Betrifft: Dienststellenversammlung
Liebe Lehrerinnen und Lehrer,
dieser Brief erreicht Sie in bewegten Zeiten. In dieser Woche gibt es wahrscheinlich auch an Ihrer Schule Dienststellenversammlungen. Ich wünsche Ihnen alles Gute für Ihre Versammlung und erlaube mir in diesem Brief, die Position der Grünen zur Stundenaufstockung darzustellen.
„Sepp, gib uns mehr Geld“ formulierte eine Gruppe der Grünen SchülerInnen kürzlich nach ausführlicher Diskussion über die Vorschläge von Bildungsministerin Claudia Schmied und traf damit den Kern der derzeitigen Diskussion. Es geht derzeit um die Frage, wer Schulreformen finanzieren soll. Ist die Finanzierung einer notwendigen Reform Aufgabe der öffentlichen Hand oder ist sie die Aufgabe der LehrerInnen? Ich bin davon überzeugt, dass es sich dabei um eine Aufgabe der gesamten Gesellschaft handelt. Ich lehne es ab, die Finanzen der Bundesregierung auf dem Rücken der LehrerInnen zu sanieren!

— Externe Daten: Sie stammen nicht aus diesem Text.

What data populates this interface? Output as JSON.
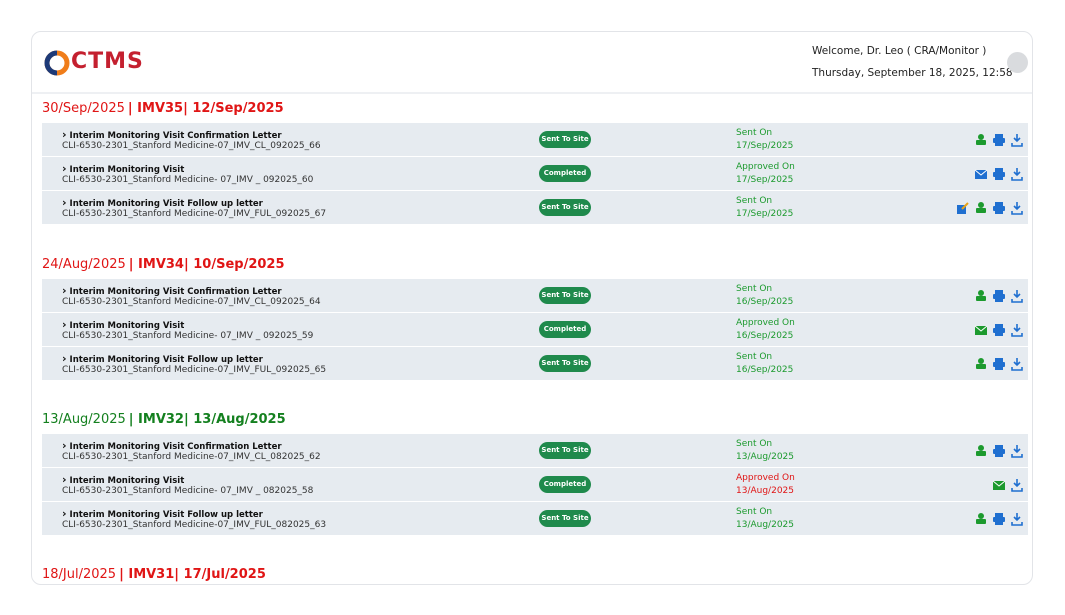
{
  "header": {
    "logo": "CTMS",
    "welcome": "Welcome, Dr. Leo ( CRA/Monitor )",
    "datetime": "Thursday, September 18, 2025, 12:58"
  },
  "sections": [
    {
      "date": "30/Sep/2025",
      "visit": "| IMV35| 12/Sep/2025",
      "color": "#e01515",
      "rows": [
        {
          "title": "Interim Monitoring Visit Confirmation Letter",
          "id": "CLI-6530-2301_Stanford Medicine-07_IMV_CL_092025_66",
          "badge": "Sent To Site",
          "status": "Sent On",
          "status_date": "17/Sep/2025",
          "color": "#1c9a2e"
        },
        {
          "title": "Interim Monitoring Visit",
          "id": "CLI-6530-2301_Stanford Medicine- 07_IMV _ 092025_60",
          "badge": "Completed",
          "status": "Approved On",
          "status_date": "17/Sep/2025",
          "color": "#1c9a2e"
        },
        {
          "title": "Interim Monitoring Visit Follow up letter",
          "id": "CLI-6530-2301_Stanford Medicine-07_IMV_FUL_092025_67",
          "badge": "Sent To Site",
          "status": "Sent On",
          "status_date": "17/Sep/2025",
          "color": "#1c9a2e"
        }
      ]
    },
    {
      "date": "24/Aug/2025",
      "visit": "| IMV34| 10/Sep/2025",
      "color": "#e01515",
      "rows": [
        {
          "title": "Interim Monitoring Visit Confirmation Letter",
          "id": "CLI-6530-2301_Stanford Medicine-07_IMV_CL_092025_64",
          "badge": "Sent To Site",
          "status": "Sent On",
          "status_date": "16/Sep/2025",
          "color": "#1c9a2e"
        },
        {
          "title": "Interim Monitoring Visit",
          "id": "CLI-6530-2301_Stanford Medicine- 07_IMV _ 092025_59",
          "badge": "Completed",
          "status": "Approved On",
          "status_date": "16/Sep/2025",
          "color": "#1c9a2e"
        },
        {
          "title": "Interim Monitoring Visit Follow up letter",
          "id": "CLI-6530-2301_Stanford Medicine-07_IMV_FUL_092025_65",
          "badge": "Sent To Site",
          "status": "Sent On",
          "status_date": "16/Sep/2025",
          "color": "#1c9a2e"
        }
      ]
    },
    {
      "date": "13/Aug/2025",
      "visit": "| IMV32| 13/Aug/2025",
      "color": "#14801f",
      "rows": [
        {
          "title": "Interim Monitoring Visit Confirmation Letter",
          "id": "CLI-6530-2301_Stanford Medicine-07_IMV_CL_082025_62",
          "badge": "Sent To Site",
          "status": "Sent On",
          "status_date": "13/Aug/2025",
          "color": "#1c9a2e"
        },
        {
          "title": "Interim Monitoring Visit",
          "id": "CLI-6530-2301_Stanford Medicine- 07_IMV _ 082025_58",
          "badge": "Completed",
          "status": "Approved On",
          "status_date": "13/Aug/2025",
          "color": "#e01515"
        },
        {
          "title": "Interim Monitoring Visit Follow up letter",
          "id": "CLI-6530-2301_Stanford Medicine-07_IMV_FUL_082025_63",
          "badge": "Sent To Site",
          "status": "Sent On",
          "status_date": "13/Aug/2025",
          "color": "#1c9a2e"
        }
      ]
    },
    {
      "date": "18/Jul/2025",
      "visit": "| IMV31| 17/Jul/2025",
      "color": "#e01515",
      "rows": []
    }
  ]
}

Wenn man eine Umfrage in Österreich machen würde, ob StraßenkehrerInnen zukünftig an Sonntagen die Mülleimer gratis ausleeren sollen, dann gäbe es derzeit sogar dafür eine Mehrheit. Als LehrerInnen kämpfen Sie derzeit nicht nur gegen Lohnkürzungen. Sie kämpfen auch für ein solidarisches Verständnis von Gesellschaft. Ein Verständnis von Politik, die nicht Menschen gegen einander ausspielen, sondern gemeinsam tragfähige Lösungen finden soll. Unterstützt von einer großen Zeitung lässt es sich gut auf andere schimpfen. Was offenbar viele vergessen, die jetzt über die LehrerInnen schimpfen, ist: sie können als Nächste betroffen sein. Sie, liebe Lehrerinnen und Lehrer wiederum bitte ich um Solidarität mit jenen zukünftigen jungen KollegInnen, die von der Maßnahme der Bildungsministerin am stärksten betroffen sein würden, weil sie nämlich keinen Job erhalten.
Ich halte den Zugang der Bildungsministerin und des Finanzministers für grundfalsch. Die beiden beschäftigen sich leider lieber damit, einer ganzen Berufsgruppe mangelndes Engagement vorzuwerfen und dabei auch noch mit irreführenden Zahlen zu argumentieren, anstatt sich darüber zu unterhalten, welche Schulreformen wir eigentlich brauchen. Schmied und Pröll nehmen für politisches Kleingeld in Kauf, dass diese notwendige Diskussion wieder um ein paar Jahre hinausgezögert wird.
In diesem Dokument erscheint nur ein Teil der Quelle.